Listen, Pitch (There's No Crying in Baseball 3) - Page 38

My mind drifted as she continued to talk, but all I could think about was what would happen if there was a fire. If it happened during the day, she wouldn’t hear it. I’d only thought I had to worry about her during the night when she didn’t have her transmitter on. Now I had to worry about her during the day, too?

“Sir, the fasten seatbelt sign just went on.”

I looked up to find our flight attendant glaring at me.

I shot her an apologetic smile, then fastened my seatbelt.

“Why is the fasten seatbelt sign turning on?” Henley turned to me. “We still have two hours until we arrive. It says so.”

She pointed at the screen that was on the back of the seat in front of her. She’d turned it to the interactive map that tells you how far the plane has gone and when we left our previous location. What time it was at our impending destination. The temperature. How fast the plane was going, and where we were currently flying over.

Before I could answer her, though, the entire plane shook, causing Henley to gasp.

I’d found out, about two seconds into our takeoff, that she’d never been on a plane before.

Obviously, that meant she hadn’t experienced turbulence, either.

“It’s okay,” I soothed, making sure she could read my mouth. “Turbulence is normal.”

She looked like she wanted to disagree but decided to keep her mouth shut instead.

I immediately felt awful.

She’d had to remove her transmitter when the plane’s engines started up, and she hadn’t been able to keep it on since.

Meaning she was running short one sense during a brand-new experience.

Luckily, she had me to distract her.

I caught her chin and turned her face toward me, and away from the interactive map in front of her.

The moment her fearful eyes met mine, I immediately softened.

I also knew just what to ask to make that fear go away.

“How many babies do you want?”

“If a man like Rhys Rivera asked me how many babies I wanted, I’d melt into a puddle on the floor,” someone whispered a little too loudly behind us.

I ignored them and then decided that the rest of this conversation would take place with me not actually saying the words.

“Uhhh,” she hesitated. “Is this a test I can fail?”

I snorted. “No.”

I still held my hand on the corner of her face, keeping her eyes pointed toward me.

But it wasn’t because I thought she might look away. It was because I liked having my hand on her.

Touching her where no other man would ever get to touch her again.

“Okay,” she hesitated. “Then, my instinctive answer is one. I mean…what if that one is deaf? Would I want to subject another person to this existence?”

She waved at herself in a breezy, uncaring way, but I could tell that she was upset.

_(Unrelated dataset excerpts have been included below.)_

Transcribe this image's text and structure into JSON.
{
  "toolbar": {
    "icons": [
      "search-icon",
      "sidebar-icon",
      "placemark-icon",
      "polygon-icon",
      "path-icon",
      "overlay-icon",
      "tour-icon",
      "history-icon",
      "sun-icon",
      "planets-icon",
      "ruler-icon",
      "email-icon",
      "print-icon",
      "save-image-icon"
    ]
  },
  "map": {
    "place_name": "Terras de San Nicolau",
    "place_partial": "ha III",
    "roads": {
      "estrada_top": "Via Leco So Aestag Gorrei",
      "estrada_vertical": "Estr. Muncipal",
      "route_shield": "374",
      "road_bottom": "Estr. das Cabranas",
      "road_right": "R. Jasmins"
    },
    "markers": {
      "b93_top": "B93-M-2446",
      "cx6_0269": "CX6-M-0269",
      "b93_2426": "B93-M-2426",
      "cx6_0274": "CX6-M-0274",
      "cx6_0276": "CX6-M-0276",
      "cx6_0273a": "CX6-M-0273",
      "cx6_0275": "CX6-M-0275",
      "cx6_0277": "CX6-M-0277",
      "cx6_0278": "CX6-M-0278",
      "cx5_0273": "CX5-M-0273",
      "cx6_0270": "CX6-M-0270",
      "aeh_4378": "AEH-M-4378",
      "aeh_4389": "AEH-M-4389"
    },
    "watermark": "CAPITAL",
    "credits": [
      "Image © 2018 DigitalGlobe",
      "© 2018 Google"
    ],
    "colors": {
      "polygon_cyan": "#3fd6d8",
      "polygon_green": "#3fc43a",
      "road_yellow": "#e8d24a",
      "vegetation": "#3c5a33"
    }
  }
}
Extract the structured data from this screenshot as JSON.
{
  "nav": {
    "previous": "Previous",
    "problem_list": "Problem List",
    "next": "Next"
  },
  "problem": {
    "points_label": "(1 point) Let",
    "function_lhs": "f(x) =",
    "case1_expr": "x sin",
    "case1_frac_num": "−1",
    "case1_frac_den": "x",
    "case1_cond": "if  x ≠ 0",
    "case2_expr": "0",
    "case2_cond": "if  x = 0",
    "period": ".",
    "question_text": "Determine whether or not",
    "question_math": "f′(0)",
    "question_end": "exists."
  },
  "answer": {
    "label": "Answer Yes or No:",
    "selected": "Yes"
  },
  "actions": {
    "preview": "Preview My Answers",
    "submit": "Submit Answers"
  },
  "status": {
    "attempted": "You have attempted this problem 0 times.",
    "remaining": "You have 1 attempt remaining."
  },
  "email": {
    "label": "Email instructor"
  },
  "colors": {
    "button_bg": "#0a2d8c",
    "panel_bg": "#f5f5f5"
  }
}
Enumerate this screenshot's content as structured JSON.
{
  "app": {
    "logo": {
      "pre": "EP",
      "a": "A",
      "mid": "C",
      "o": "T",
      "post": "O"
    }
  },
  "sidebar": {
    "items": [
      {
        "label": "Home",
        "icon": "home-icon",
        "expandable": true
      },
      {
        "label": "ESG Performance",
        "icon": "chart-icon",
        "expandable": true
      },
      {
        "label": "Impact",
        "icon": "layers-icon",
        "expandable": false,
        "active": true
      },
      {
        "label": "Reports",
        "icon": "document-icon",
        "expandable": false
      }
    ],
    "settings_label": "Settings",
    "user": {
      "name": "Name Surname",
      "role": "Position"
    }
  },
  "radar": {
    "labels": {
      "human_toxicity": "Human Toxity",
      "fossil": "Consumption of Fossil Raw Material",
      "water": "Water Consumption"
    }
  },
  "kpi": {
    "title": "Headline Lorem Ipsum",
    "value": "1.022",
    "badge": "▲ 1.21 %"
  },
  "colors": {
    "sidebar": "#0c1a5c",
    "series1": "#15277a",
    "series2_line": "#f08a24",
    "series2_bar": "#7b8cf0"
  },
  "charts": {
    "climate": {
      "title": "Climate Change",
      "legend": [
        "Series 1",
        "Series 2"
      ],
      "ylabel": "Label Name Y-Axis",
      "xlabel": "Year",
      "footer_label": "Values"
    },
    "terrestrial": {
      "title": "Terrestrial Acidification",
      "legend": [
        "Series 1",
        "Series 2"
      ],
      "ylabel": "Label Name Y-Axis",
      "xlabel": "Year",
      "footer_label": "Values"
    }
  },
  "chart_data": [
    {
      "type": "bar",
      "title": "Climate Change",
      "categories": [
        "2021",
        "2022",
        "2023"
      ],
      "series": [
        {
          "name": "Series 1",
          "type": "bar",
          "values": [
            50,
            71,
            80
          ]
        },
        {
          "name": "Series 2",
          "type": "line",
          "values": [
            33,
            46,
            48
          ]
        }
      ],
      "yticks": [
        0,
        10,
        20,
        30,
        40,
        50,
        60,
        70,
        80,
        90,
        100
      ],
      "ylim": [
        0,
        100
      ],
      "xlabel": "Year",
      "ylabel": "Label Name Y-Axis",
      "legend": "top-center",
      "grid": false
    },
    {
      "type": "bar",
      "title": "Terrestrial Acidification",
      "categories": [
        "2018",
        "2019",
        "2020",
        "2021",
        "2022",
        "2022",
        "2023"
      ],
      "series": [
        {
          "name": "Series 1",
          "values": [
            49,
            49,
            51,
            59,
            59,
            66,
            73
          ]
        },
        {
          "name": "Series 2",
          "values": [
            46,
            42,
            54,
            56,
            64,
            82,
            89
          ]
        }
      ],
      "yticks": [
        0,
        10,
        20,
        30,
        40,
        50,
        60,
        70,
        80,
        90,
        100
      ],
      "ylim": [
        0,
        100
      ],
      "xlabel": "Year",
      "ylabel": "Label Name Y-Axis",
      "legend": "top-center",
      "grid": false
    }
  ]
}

I narrowed my eyes. “You. Are. Not. Defective.”

Due to the stiltedness of my words, she could easily read that I was putting force behind the words—words that I forgot that I was supposed to say silently, not out loud.

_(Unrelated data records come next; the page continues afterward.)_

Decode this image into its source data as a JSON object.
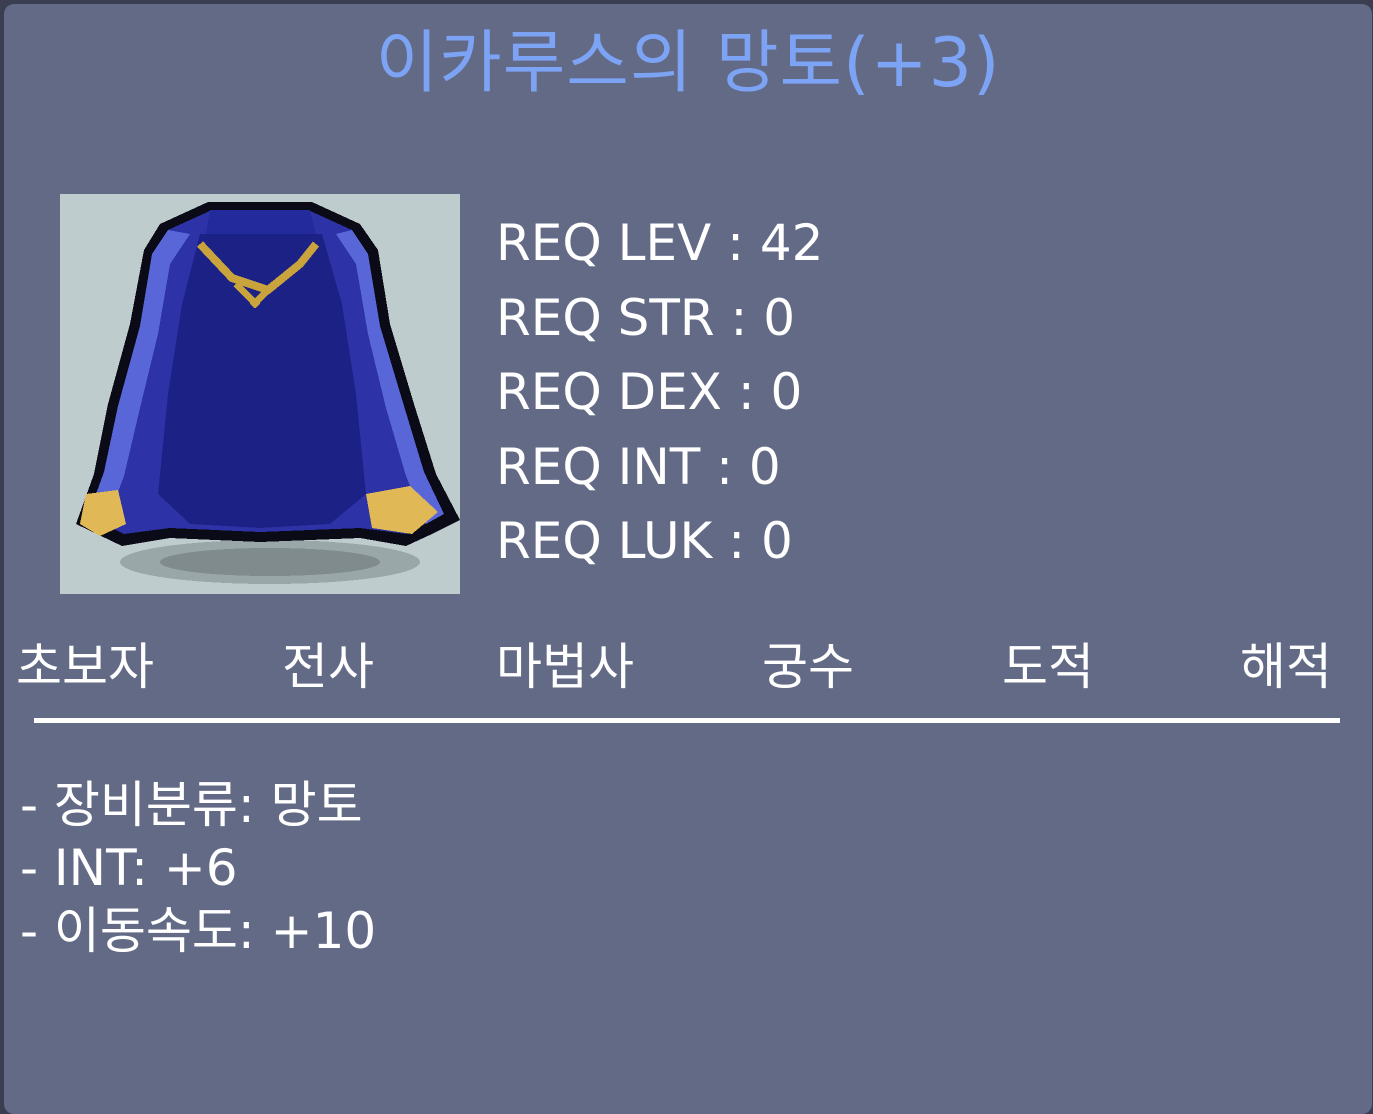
{
  "item": {
    "title": "이카루스의 망토(+3)",
    "icon": "blue-cape-icon",
    "title_color": "#7da3f5"
  },
  "requirements": [
    {
      "text": "REQ LEV : 42"
    },
    {
      "text": "REQ STR : 0"
    },
    {
      "text": "REQ DEX : 0"
    },
    {
      "text": "REQ INT : 0"
    },
    {
      "text": "REQ LUK : 0"
    }
  ],
  "jobs": [
    {
      "label": "초보자"
    },
    {
      "label": "전사"
    },
    {
      "label": "마법사"
    },
    {
      "label": "궁수"
    },
    {
      "label": "도적"
    },
    {
      "label": "해적"
    }
  ],
  "stats": [
    {
      "text": "- 장비분류: 망토"
    },
    {
      "text": "- INT: +6"
    },
    {
      "text": "- 이동속도: +10"
    }
  ]
}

“Seems like she’s defective to me.”

I stood up so fast that I was doing it without actually planning on it.

I glared at the woman over my seat, gave her a glimpse of the real me, and saw her pale.

I didn’t say a word—didn’t have to.

I’d made my point perfectly clear.

Don’t mess with my woman.

The woman winced, and I smiled, showing a row of top and bottom teeth that looked more like a leer than a smile, then regained my seat.

Henley was looking at me with a raised eyebrow.

“She was kicking my seat,” I lied.

Henley studied me for a brief moment, then shrugged. “Anyway, if our first arrives without problem then I want to try for another. As long as we keep having healthy, happy children, I’ll keep producing them.”

I grinned. “So, we’re gonna be Rivera, party of twenty-eight?”

Her eyes widened, and she spoke louder than she’d intended. “No!”

I chuckled and leaned forward, dropping a kiss onto her mouth.

Pulling back before it could get too heated, I leaned back in my seat but kept my head pointed in her direction.

The plane shook again, and I felt her soft hand take mine.

I looked down at it, studying the difference between her hand and mine.

Mine was big, scarred, and rough while hers was small, delicate, and soft.

But her tiny hand fit into my big hand perfectly, as if it was meant to be there.

I curled my fingers around hers and didn’t let go.

Not when the plane shook again, and certainly not when the plane jolted so hard that one of the oxygen masks in the seat in front of us descended.

“Please make sure that your seatbelt is fastened. The staff will now be taking their seats until we can get through this rough patch that we’re about to go through. I’ll also be dimming the cabin lights,” the captain suddenly came over the air.